Selbst wenn sich das konjunkturelle Tal mittlerweile auch in leicht steigenden Arbeitslosenzahlen zeigt, sieht Ifo-Experte Wohlrabe keinen Grund zu großer Sorge auf dem Arbeitsmarkt. Es gebe weiterhin viele offene Stellen bei gleichzeitigem Fachkräftemangel, sagt er.

Allerdings hat sich auch die Zahl der offenen Stellen inzwischen deutlich von ihrem Höhepunkt entfernt.
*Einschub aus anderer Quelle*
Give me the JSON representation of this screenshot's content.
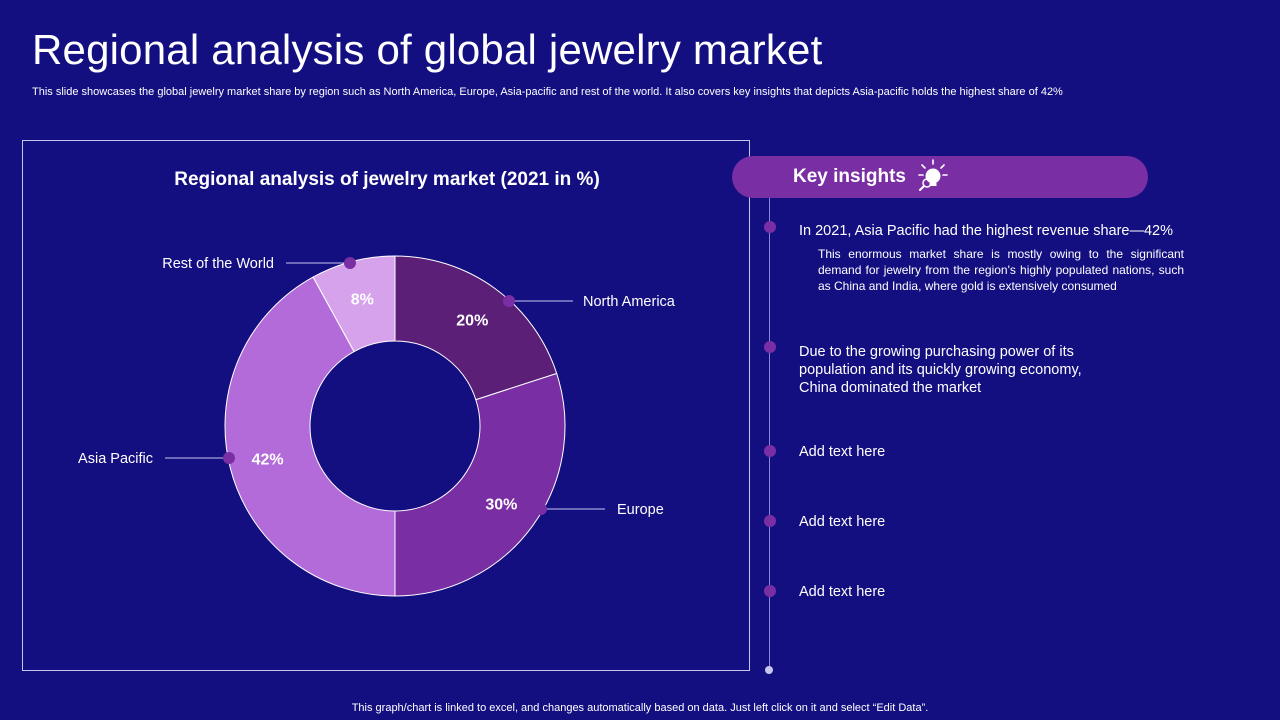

Zählte das Institut für Arbeitsmarkt- und Berufsforschung (IAB) im Schlussquartal 2022 noch fast zwei Millionen offene Stellen, so ist die Zahl im zweiten Quartal dieses Jahres auf gut 1,4 Millionen gesunken.

Das Institut der deutschen Wirtschaft (IW) erwartet in seinem am Dienstag veröffentlichten neuen Konjunkturbericht im Durchschnitt des laufenden Jahres 2,58 Millionen Arbeitslose, 160.000 mehr als im Vorjahr. Zwar seien keine größeren Entlassungen zu befürchten, aber Arbeitslose hätten zunehmend Schwierigkeiten, eine neue Beschäftigung zu finden, schreiben die arbeitgebernahen Ökonomen.